Niat Sekolah Tidak, Ko Gitu Amat


Guru yang tak masuk cari, panggil, tanyakan ada tugas atau tidak. Sekolah mahal, apakah mau seperti layaknya orang tak bersekolah. Kalau sudah pintar mending di rumah, tak usah bersekolah, orang tua tak pusing setiap bulan bayaran, setiap ujian bayaran, tak pusing memikirkan uang gedung. Hak kalian mendapat ilmu, Kewajiban kalian belajar, kewajiban orang tua memenuhi pembayaran.

Jangan pernah ada lagi semboyan atau pepatah guru yang diidolakan atau yang menjadi favorit adalah guru yang tak pernah masuk atau jarang pelajaran. Hilangkan itu, kalian masih butuh mereka ( guru yang baik , tak perlu guru yang pintar ), kalian masih perlu bimbingan guru ( tak perlu cerdas, yang penting bisa memahami ), masih memerlukan perhatian ( Tak perlu guru yang cantik atau ganteng, yang penting mengayomi ),  dan memerlukan guru supaya menjadi panutan atau tauladan.

Guru tak perlu yang pintar yang paling penting adalah bisa mentranfer ilmunya pada siswa ( sehingga paham ), semakin siswa haus akan ilmu pengetahuan, semakin siswa butuh akan seseorang yang dijadikan panutan maka tak ada siswa yang merasa sudah pintar. Mereka yang sudah merasa pintar sebenarnya sangat - sangat bodoh, kalau pintar ngapain pergi ke sekolah? Hanya mengharapkan uang saku? Hanya berusaha menghindari pekerjaan rumah yang menumpuk? Hanya berupaya bermain - main , berkumpul, barcanda tawa dengan teman - temannya??

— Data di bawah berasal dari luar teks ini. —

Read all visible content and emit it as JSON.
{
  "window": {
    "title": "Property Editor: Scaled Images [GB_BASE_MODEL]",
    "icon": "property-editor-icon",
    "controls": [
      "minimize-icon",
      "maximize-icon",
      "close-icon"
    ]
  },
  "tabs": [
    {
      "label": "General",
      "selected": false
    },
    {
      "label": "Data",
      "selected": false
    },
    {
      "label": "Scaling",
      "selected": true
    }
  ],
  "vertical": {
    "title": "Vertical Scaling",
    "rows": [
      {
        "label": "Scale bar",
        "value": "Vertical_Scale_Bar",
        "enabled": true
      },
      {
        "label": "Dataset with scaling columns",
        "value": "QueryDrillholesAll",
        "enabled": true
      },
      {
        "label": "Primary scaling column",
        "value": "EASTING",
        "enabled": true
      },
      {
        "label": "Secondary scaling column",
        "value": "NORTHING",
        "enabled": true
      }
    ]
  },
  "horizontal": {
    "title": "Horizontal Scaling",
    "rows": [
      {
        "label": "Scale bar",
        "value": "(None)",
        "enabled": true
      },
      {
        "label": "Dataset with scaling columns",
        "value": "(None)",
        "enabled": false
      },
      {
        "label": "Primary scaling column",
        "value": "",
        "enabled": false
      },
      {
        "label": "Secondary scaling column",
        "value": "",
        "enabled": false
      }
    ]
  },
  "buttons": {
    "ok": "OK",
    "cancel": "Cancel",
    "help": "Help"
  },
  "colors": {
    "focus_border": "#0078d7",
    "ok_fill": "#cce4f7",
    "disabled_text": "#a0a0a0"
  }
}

Ngapain sich sekolah kalau senang dengan jam kosong? Ngapain juga berangkat sekolah kalau hanya tidur - tiduran tak karuan? Ngapain berangkat dari rumah ke sekolah  Kalau hanya membawa buku tulis cuma 1? ngapain coba bangun pagi, mandi pagi - pagi, sarapan, berpakaian rapi, naik motor, pakai angkot atau jalan kaki menuju sekolah tapi berharap hari ini bebas? Sehari penuh guru yang masukin pelajaran cuma 1 atau 2 orang. Apa yang sebenarnya kalian pikirkan?, sudah tau SPP mahal, Uang gedung mahal, eh. . . . sekolah cuma bebas bebasan saja. (rika waras?????)

Kalau ada jam kosong panggil gurunya, cari gurunya, karena itu hak kalian untuk mendapatkan pelajaran, jangan malah merasa senang jika gurunya ga pada masuk, di sekolah cuma tiduran ( berjejer kaya ikan asin yang sedang di Jemur ), mabar ( maen game online bareng ), Nobar ( nonton film bareng ), nyanyi - nyanyi, joget - joget ( TIK TOK ), Selfi - Selfi, dan bikin video yang tak karuan. Sebenarnya niat kalian berangkat ke sekolah itu apa ? Sudah bayarannya mahal, pas waktu bayaran orang tua cari hutang kesana kemari.... Eh . . . anaknya yang di sekolah cuma kaya gitu aja, tak ada niat bersekolah sama sekali. Haduh . . . . Miris miris miris ( versi upin & ipin )

Jangan beralasan gurunya yang malas mengajar, nilai diri sendiri dulu baru menilai orang lain, lurus kan niat bersekolah, mengikuti pelajaran dengan baik, mengerjakan tugas dengan sungguh - sungguh,  kasihani orang tua kita, kita yang duduk hanya mendengarkan bapak atau ibu guru menerangkan saja cape apa lagi orang tua kita yang berkerja diluaran sana. Berarti lebih . . . lebih . . . dan lebih CAPE dari pada kita.

SUDAH MERASA CUKUP PINTARKAH KALIAN ??? SEHINGGA TAK BUTUH GURU LAGI DIDALAM KELAS.